The thing is, though, that smallpox is possibly the least nasty of the really nasty stuff that the Russians got up to messing around with, and for further details you'd not be wasting your time if you read the book that's the subject of this webpage:

Biohazard (book) - Wikipedia
 
#58
Smallpox supposedly only exists inside the confines of two laboratory freezers - one in the CDC (Centres for Disease Control and Prevention) in Atlanta, and another in Vector, the Russian equivalent, based in Koltsovo in Novosibirsk. There is no need to worry about anything further from that particular family of viruses. We are perfectly safe.

And if you believe anything I've written in those sentences I've got a bridge across the Clyde I'd LOVE to sell you. The Russians weaponized that shit during the Cold War - making tonnes of the stuff that they could have deployed on top of SS-18 SATAN missiles - having tested the capability on several occasions. The likelihood that they've thrown that capability out of the window after proving that they could do it is so vanishingly small that you'd have to look at it through the Hubble.

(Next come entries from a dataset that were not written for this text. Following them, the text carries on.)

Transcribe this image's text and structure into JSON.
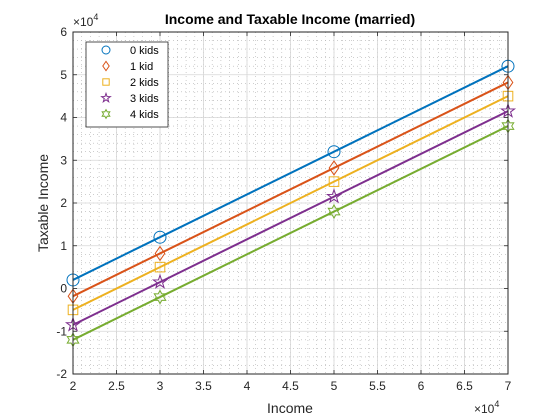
{
  "chart_data": {
    "type": "line",
    "title": "Income and Taxable Income (married)",
    "xlabel": "Income",
    "ylabel": "Taxable Income",
    "x_multiplier": "×10",
    "x_exponent": "4",
    "y_multiplier": "×10",
    "y_exponent": "4",
    "xlim": [
      20000,
      70000
    ],
    "ylim": [
      -20000,
      60000
    ],
    "x_ticks": [
      20000,
      25000,
      30000,
      35000,
      40000,
      45000,
      50000,
      55000,
      60000,
      65000,
      70000
    ],
    "x_tick_labels": [
      "2",
      "2.5",
      "3",
      "3.5",
      "4",
      "4.5",
      "5",
      "5.5",
      "6",
      "6.5",
      "7"
    ],
    "y_ticks": [
      -20000,
      -10000,
      0,
      10000,
      20000,
      30000,
      40000,
      50000,
      60000
    ],
    "y_tick_labels": [
      "-2",
      "-1",
      "0",
      "1",
      "2",
      "3",
      "4",
      "5",
      "6"
    ],
    "grid": true,
    "minor_grid": true,
    "legend_position": "top-left",
    "x": [
      20000,
      30000,
      50000,
      70000
    ],
    "series": [
      {
        "name": "0 kids",
        "marker": "circle",
        "color": "#0072BD",
        "values": [
          2000,
          12000,
          32000,
          52000
        ]
      },
      {
        "name": "1 kid",
        "marker": "diamond",
        "color": "#D95319",
        "values": [
          -1800,
          8200,
          28200,
          48200
        ]
      },
      {
        "name": "2 kids",
        "marker": "square",
        "color": "#EDB120",
        "values": [
          -5000,
          5000,
          25000,
          45000
        ]
      },
      {
        "name": "3 kids",
        "marker": "star",
        "color": "#7E2F8E",
        "values": [
          -8500,
          1500,
          21500,
          41500
        ]
      },
      {
        "name": "4 kids",
        "marker": "hexagram",
        "color": "#77AC30",
        "values": [
          -12000,
          -2000,
          18000,
          38000
        ]
      }
    ]
  }
}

The thing is, though, that smallpox is possibly the least nasty of the really nasty stuff that the Russians got up to messing around with, and for further details you'd not be wasting your time if you read the book that's the subject of this webpage:

Biohazard (book) - Wikipedia
The Russians also had a bioweapon research station on Vozrozhdeniya Island in the Aral Sea.
Unfortunately, there isn't much Aral Sea left, because the Russians rerouted the river's to grow cotton, so the containment of all those bugs isn't what it was.